Vers l'édition critique

La révolution de l'imprimerie modifia profondément la transmission des textes et permit l'édition de collections ou bibliothèques des Pères Cette étape de la transmission des textes est la mieux connue; aussi le Père Hamman s'attache-t-il essentiellement à rappeler comment la typographie a permis de multiplier les exemplaires d'un même livre et d'en assurer une large diffusion. II insiste sur l'influence des humanistes favorisant la publication des textes anciens, s'efforçant d'en améliorer le texte détérioré par des générations de copistes et, ce qui constitue une attitude intellectuelle nouvelle, exerçant un regard critique sur l'authenticité des œuvres. La méthode critique de publication des textes s'élabore progressivement. Les érudits qui collaborent à l'édition, à Rome, à Bâle, à Paris, ouvrent une route nouvelle; l'aboutissement en sera l'œuvre des Bénédictins de Saint-Maur qui demeure encore exemplaire.

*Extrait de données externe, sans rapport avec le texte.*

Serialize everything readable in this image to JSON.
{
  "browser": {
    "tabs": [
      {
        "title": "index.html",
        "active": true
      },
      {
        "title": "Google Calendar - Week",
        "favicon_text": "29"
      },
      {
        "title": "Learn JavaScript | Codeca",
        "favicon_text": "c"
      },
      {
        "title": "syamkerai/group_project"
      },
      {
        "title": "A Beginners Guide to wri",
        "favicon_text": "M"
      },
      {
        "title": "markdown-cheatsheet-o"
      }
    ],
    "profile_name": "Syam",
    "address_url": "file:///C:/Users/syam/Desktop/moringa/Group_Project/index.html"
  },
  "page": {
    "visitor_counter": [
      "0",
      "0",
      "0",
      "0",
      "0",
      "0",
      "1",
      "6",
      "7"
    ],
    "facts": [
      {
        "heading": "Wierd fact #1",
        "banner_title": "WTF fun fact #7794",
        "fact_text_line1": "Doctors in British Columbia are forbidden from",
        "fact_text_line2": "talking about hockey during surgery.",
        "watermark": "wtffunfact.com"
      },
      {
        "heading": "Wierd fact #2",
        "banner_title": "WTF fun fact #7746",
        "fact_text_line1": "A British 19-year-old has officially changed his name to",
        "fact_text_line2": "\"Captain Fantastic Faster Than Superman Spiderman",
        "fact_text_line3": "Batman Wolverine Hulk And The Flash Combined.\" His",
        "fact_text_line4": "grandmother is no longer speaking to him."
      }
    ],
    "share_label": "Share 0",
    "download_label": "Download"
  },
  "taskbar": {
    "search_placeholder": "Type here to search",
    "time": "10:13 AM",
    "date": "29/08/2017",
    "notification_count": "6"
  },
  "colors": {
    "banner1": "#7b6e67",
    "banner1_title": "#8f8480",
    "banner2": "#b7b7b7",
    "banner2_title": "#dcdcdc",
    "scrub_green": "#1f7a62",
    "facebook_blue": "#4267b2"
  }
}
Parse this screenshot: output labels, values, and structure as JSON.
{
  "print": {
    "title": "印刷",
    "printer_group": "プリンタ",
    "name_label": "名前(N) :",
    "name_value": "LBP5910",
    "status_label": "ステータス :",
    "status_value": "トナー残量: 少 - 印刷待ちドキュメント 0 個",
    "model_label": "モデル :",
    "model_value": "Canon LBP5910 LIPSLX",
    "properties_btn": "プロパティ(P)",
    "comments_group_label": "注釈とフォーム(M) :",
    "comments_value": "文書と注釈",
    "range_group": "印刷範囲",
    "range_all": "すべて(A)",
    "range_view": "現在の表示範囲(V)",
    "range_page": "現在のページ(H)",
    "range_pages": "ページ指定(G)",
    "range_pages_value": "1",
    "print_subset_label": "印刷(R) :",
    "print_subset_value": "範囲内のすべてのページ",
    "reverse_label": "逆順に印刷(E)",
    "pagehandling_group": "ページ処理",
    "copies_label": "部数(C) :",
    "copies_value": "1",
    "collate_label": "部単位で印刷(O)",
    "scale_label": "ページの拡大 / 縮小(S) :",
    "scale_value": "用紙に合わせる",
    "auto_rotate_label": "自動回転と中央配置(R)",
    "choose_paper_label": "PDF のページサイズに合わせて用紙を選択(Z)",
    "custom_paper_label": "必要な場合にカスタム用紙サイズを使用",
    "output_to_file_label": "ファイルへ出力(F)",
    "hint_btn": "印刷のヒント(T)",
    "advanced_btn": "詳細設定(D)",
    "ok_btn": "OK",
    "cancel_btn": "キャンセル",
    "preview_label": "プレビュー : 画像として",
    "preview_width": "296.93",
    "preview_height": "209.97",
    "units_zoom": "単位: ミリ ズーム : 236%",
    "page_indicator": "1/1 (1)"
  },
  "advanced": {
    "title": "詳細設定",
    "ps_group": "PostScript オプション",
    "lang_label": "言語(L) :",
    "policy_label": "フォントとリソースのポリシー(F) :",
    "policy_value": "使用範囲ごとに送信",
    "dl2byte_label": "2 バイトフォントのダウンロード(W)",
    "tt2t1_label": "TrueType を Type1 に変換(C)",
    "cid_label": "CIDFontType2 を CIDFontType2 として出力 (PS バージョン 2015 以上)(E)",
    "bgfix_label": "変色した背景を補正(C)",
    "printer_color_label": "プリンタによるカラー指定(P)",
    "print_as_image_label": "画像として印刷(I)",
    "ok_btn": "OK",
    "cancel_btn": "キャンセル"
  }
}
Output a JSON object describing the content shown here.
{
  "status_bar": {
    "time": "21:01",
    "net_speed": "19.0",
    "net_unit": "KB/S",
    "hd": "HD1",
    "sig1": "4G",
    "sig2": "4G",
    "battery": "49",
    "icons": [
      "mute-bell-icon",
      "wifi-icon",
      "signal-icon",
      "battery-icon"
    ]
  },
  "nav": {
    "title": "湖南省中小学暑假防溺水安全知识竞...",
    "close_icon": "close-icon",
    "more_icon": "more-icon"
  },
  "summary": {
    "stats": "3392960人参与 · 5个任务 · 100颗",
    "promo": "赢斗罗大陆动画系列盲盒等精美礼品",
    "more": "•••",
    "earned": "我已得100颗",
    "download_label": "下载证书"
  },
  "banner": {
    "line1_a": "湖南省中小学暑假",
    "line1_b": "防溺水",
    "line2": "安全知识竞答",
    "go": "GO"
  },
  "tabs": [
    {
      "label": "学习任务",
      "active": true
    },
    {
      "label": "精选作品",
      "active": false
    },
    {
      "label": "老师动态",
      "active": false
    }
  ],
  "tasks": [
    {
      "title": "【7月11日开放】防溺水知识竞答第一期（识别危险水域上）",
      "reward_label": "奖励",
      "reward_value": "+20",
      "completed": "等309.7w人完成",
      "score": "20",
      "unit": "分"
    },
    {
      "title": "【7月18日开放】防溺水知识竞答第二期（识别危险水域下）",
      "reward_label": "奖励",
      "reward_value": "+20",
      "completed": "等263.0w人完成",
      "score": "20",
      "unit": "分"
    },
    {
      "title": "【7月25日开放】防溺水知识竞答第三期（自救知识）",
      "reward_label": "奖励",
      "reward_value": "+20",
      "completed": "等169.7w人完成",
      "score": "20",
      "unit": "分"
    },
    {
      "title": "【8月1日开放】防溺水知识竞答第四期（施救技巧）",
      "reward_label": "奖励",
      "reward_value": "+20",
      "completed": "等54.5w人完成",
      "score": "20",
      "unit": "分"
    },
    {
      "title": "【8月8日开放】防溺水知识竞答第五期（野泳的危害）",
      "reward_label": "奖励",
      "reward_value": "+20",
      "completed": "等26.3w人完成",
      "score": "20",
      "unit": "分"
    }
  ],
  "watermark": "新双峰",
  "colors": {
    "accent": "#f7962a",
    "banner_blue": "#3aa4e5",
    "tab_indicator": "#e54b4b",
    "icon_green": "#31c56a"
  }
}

Mais les méthodes de l'édition critique ne cessent de se perfectionner tout en posant aux éditeurs des problèmes dont certains ne sont pas encore résolus. Le dernier chapitre, intitulé « Les normes de l'édition critique », retrace la genèse de la constitution d'une méthode critique, en rappelle les points essentiels exigeant « autant d'esprit de finesse que de technique ». Les principales étapes en sont la recension des manuscrits, leur classement. la collation du texte, la critique externe se ramenant à deux principes de base : entre deux leçons divergentes, il faut choisir celle qui correspond le mieux à la grammaire, au vocabulaire, au style, à la doctrine de l'auteur; de deux leçons, la plus difficile a toutes les chances d'être la bonne. Après avoir mis en garde contre « les principes illusoires », en particulier celui du « bon manuscrit», le P. Hamman étudie les règles auxquelles obéit « l'établissement du texte » et donne des exemples d'un texte à manuscrit unique, d'un texte à deux manuscrits et d'un texte à manuscrits multiples.

En conclusion, l'auteur rappelle une vérité parfois oubliée : « le texte même scientifiquement établi que nous avons sous les yeux, n'est que le résultat d'une patiente élaboration, la convergence de probabilités confrontées et soupesées par l'acribie de l'éditeur Il importe de l'aborder pour ce qu'il est, et non pour ce qu'il n'est plus ou ne peut plus être ».

Tout au long de ce livre si riche, nourri d'une érudition toujours discrète, mais d'une grande sûreté, le P. Hamman aborde nombre de questions essentielles; il insiste ainsi à juste titre, sur la substitution, au XIIIe siècle, à la lecture à voix haute de la lecture silencieuse, avec les yeux, de textes progressivement aérés grâce à l'apparition des lettres minuscules. Complété par une bonne orientation bibliographique et par un index des personnes et des ouvrages, le livre du P Hamman se lit avec un intérêt soutenu; il mérite d'être médité par les éditeurs de textes anciens, mais aussi par tous ceux qui s'intéressent aux vicissitudes de la transmission de notre patrimoine intellectuel.